Als besonderes Schmankerl war zur Verfeinerung des ohnehin schon grandiosen Sounds der jammenden Rocker auf dieser Tour Johnny Neel aus dem Staat Delaware in den USA an den Keyboards und Piano dabei. Dieser spielte in seiner bisherigen Musikerlaufbahn u.a. mit den Allman Brothers Band, Lonnie Mack, Gov't Mule, Dickey Betts und eben W.I.N.D. Als Songwriter schrieb er für Joe Louis Walker, John Mayall, Irma Thomas, Ann Peebles und noch ein paar andere und brachte bisher sechs eigene CDs unter die Leute.

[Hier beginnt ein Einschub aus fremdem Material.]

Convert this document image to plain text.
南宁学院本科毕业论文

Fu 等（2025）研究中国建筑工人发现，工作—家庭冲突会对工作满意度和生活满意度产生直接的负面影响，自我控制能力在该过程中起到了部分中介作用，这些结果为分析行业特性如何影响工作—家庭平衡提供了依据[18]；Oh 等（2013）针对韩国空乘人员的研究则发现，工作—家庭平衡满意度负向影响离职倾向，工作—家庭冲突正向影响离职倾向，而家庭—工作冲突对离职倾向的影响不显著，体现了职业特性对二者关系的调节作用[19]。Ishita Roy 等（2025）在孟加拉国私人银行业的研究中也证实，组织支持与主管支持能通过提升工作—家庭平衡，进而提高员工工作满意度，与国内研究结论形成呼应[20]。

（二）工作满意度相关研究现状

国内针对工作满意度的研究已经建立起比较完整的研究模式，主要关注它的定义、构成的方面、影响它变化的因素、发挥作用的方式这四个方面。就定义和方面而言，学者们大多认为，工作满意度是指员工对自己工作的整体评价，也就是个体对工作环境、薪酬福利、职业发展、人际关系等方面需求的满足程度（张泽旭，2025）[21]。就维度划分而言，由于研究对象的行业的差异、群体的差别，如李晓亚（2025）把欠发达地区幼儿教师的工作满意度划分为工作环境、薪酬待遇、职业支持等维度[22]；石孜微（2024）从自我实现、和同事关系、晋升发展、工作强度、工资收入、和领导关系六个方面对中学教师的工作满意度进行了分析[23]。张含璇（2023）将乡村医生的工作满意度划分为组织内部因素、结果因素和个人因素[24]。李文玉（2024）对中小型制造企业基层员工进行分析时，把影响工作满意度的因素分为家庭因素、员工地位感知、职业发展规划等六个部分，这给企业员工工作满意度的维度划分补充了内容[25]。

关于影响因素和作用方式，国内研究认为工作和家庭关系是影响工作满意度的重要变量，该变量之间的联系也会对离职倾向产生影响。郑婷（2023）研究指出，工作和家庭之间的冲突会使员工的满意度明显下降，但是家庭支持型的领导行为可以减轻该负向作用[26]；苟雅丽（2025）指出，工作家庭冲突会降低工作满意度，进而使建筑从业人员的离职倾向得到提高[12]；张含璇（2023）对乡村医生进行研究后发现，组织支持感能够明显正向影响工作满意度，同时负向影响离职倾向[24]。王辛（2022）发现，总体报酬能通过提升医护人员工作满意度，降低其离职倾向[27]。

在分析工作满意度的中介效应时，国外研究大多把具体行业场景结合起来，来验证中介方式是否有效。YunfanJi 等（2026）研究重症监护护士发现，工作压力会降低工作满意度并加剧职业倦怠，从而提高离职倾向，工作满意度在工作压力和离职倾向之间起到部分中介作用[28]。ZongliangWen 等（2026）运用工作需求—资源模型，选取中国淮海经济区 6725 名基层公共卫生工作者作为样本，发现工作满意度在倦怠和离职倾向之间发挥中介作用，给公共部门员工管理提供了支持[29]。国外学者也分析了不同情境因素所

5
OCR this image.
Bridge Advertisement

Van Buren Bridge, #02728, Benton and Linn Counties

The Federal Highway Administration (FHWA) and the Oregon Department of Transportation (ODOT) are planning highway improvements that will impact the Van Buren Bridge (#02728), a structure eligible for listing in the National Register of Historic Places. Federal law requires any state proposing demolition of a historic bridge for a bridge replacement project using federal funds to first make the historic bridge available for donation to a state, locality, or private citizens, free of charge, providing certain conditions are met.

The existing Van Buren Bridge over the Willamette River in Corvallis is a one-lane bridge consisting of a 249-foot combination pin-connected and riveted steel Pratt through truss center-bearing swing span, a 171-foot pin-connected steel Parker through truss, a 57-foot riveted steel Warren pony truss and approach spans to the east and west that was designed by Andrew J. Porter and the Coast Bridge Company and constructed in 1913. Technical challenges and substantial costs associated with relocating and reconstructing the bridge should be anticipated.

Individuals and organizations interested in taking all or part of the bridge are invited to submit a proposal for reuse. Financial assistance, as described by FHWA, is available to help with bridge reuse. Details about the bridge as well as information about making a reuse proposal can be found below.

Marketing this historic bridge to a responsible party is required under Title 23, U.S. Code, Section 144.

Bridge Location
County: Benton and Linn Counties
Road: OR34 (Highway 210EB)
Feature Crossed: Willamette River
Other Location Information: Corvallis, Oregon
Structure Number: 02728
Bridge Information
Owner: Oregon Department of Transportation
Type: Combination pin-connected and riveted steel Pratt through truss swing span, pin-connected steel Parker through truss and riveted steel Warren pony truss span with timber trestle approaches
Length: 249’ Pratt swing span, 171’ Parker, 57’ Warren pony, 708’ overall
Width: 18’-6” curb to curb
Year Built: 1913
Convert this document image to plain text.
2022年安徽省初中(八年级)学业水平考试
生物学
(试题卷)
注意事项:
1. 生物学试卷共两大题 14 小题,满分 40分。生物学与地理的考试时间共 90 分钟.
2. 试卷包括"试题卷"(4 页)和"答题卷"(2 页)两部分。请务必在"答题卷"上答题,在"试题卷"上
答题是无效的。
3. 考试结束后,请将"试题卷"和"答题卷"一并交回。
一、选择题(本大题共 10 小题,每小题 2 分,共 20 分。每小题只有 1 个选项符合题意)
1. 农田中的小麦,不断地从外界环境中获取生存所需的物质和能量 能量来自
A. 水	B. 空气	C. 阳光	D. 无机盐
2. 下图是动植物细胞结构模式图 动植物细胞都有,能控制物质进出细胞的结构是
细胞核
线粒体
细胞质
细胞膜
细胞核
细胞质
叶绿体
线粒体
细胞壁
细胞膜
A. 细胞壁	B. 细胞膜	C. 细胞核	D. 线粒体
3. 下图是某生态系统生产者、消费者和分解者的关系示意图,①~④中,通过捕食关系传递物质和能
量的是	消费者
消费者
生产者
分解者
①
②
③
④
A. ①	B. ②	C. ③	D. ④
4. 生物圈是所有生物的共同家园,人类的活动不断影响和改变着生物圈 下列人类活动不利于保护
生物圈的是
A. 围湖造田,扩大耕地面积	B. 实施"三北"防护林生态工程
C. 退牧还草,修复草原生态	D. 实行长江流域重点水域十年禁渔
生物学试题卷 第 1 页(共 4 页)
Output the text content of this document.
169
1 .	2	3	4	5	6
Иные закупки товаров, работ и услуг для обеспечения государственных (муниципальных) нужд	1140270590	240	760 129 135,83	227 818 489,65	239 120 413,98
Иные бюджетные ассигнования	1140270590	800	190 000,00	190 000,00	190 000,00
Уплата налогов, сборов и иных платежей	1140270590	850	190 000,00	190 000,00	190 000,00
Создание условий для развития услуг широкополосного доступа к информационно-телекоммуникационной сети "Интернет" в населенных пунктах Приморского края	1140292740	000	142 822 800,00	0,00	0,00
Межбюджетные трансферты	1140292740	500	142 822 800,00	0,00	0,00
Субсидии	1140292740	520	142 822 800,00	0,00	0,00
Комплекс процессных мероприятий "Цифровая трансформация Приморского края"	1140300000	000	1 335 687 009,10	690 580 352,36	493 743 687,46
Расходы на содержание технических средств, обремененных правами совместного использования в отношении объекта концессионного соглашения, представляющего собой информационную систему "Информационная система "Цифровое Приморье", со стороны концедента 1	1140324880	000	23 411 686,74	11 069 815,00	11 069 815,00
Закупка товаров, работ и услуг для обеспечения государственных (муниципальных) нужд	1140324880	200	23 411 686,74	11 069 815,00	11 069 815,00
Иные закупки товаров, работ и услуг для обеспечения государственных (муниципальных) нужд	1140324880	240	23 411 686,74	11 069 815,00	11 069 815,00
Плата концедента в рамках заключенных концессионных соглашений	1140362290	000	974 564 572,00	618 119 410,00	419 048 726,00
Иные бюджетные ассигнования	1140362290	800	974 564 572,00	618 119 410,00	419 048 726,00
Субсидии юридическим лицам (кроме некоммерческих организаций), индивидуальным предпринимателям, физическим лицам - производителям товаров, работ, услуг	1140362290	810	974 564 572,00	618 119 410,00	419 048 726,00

Sein fulminantes Tastenspiel und die ihm gegebene, sehr 'schwarze' Stimme peppte das folgende Konzert zusätzlich auf. Wir erlebten hier im Spirit of 66 drei verschiedenstimmige Leadsänger. Einstimmige Zustimmung herrschte im Publikum ob der Qualität der zu hörenden Stimmbänder: Johnny wie oben beschrieben, Fabio mit seiner staubtrockenen Reibeisen-Rockröhre und Anthony lag irgendwo dazwischen.
Das von Anthony komponierte und gesungene "It's Too Late To Lie" ist heute Abend und überhaupt einfach nur zum Verbeugen. Eine zum Heulen schöne Southernswamp-Bluesballade, die nicht im Schlamm versinkt, mit allen Attributen einer Hymne dieses Genres ausgestattet. Das Solo mit der Gibson mittendrin stellt alle meine noch vorhandenen Haare auf Habacht und die feinfühlig fütternden Klänge des Neel'schen Keyboards sind nicht 'too late' sondern immer parallel zu den Saiten. Hach, da schmilzt Du weg...
In den knapp 150 Konzertminuten hörten wir Lieder aus verschiedenen Federn und Feldern - Neel- und W.I.N.D.-Kompositionen, Coverversionen aus Slide- und Deltablues, ein Stück von David Crosby und zwei von den Allmännern.
»Wake up Mama, turn your lamp down low«, diesen Worten am Anfang des Konzerts folgten gute Taten in Permanenz. Der "Statesboro Blues" aus dem Fundus des Blind Willie McTell in der Bearbeitung der Allman Brothers und heute Abend von den vier Jungs auf der Bühne federleicht 'hard-bluesend' und in kleinen Nuancen anders präpariert zelebriert. Anthony slidete seine Saiten auf Betriebstemperatur. Fabio sang uns den Text und zupfte den Groove in den Zwölftakter. Silvano haute den Takt in das musikalische Geschehen vor ihm und Johnny spielte mit den Tasten die Ausrufezeichen in den Blues aus der Kleinstadt im Staate Georgia.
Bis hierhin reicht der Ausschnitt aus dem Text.